Because all of the Obama administration’s executive orders and the decisions of agencies under the Obama administration, including its non-binding efforts, will likely be overturned, we must rely on the states. If you feel disenfranchised, my advice to you is: VOTE IN THE MID-TERM ELECTION. Let’s make Pennsylvania “blue” again! For example, in recent months, Montana, New York and West Virginia’s Lewisburg City Council moved to prohibit discrimination on the basis of gender identity in areas such as public employment and public access. The city of Charlotte did as well but then North Carolina responded with HB2, the “bathroom bill.”
We saw huge victories this past year with the current Department of Justice, Department of Education and the Equal Opportunity Employment Commission showing their commitment to protect our transgender citizens by saying a bar on transgender people from using the bathroom that aligns with their gender identity is a form of sex discrimination and a student’s gender identity must be respected in public schools. With that said, those victories may be eviscerated.

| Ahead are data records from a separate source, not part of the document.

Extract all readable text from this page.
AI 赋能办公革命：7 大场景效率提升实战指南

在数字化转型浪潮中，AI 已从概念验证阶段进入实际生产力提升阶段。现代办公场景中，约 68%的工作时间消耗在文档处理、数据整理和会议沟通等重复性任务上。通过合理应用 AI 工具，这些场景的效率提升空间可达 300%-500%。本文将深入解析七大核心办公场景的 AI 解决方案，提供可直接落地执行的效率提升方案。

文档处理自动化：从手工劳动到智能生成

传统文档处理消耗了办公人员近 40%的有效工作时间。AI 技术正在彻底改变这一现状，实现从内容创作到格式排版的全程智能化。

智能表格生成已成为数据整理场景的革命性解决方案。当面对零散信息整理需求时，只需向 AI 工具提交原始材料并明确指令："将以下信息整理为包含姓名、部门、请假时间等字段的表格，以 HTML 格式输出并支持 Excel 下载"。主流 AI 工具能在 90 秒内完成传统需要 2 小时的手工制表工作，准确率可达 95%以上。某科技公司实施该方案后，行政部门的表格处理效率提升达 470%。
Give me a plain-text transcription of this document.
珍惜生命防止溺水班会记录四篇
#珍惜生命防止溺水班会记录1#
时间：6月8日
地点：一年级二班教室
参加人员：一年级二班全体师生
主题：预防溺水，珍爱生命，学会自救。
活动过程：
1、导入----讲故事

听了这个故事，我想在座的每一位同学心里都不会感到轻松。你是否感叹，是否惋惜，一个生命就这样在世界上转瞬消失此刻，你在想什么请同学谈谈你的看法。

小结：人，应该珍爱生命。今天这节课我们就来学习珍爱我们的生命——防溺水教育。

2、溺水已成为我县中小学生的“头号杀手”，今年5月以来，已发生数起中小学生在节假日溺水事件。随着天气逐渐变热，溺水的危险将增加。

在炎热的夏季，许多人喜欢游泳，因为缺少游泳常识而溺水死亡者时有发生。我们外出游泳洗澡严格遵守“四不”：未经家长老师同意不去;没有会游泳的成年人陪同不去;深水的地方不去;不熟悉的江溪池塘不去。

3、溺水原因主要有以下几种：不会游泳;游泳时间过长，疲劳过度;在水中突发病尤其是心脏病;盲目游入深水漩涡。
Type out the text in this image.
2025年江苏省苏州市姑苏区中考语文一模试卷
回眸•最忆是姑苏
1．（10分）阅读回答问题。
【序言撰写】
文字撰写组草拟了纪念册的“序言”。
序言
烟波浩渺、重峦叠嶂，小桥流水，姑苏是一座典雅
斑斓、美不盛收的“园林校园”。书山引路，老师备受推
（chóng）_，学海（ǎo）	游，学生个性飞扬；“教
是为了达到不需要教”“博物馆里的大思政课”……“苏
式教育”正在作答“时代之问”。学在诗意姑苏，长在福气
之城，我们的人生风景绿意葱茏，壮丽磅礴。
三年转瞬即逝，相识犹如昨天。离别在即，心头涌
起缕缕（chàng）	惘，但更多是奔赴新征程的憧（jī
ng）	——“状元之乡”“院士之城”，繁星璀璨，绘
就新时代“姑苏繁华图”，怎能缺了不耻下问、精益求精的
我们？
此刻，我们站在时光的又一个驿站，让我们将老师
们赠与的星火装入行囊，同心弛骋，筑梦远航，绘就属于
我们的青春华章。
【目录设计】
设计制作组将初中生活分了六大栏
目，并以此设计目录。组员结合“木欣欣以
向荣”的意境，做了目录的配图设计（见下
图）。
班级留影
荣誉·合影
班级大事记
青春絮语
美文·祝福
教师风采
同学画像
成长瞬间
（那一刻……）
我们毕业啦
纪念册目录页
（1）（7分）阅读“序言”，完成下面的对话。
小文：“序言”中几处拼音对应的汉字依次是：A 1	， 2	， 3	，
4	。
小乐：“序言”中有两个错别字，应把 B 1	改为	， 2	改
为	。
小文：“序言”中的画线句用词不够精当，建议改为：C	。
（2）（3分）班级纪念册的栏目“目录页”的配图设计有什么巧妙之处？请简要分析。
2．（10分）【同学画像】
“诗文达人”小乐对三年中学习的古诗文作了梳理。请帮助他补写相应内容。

Since the election, 11 states have already sued the Obama administration, asserting that the transgender civil-rights legislation in schools is outside of the scope of federal anti-discrimination law.
There have been 254 anti-LGBT bills introduced across the nation since marriage equality — that is what began the backlash. It’s important to note that “introducing” is not the same as “passing” a law. Oklahoma introduced the most bills (24) and Virginia passed the most into law (four). Only nine states, including our now-red Pennsylvania, and the District of Columbia, have not introduced any.
We know the incoming administration is going to shake up the progress that has been made. The future of our equal protection under the law will temporarily be decided by the next administration but ultimately rests with who the next Supreme Court justice(s) will be and how many justices will be replaced by President-Elect Trump. It is within the Supreme Court that we have gained the most ground, so it will likely be the Supreme Court that determines our progress.
I know — it’s a lot to take in. But ultimately, our biggest assets as both individuals and as a community are continued unity and resilience. That is what we’ll need to get through the next four years and however long it will take to unwind the damage done as a result. The tumultuous year that just passed gave us plenty of chances to come together to support one another — and we did. With a new year beginning, we are definitively less optimistic than we were at the start of 2016, but that’s OK. We have fought in the past and won and this is no different. So please, don’t lose hope, don’t disengage and don’t forget about the awesome community of people we have right here in Philadelphia.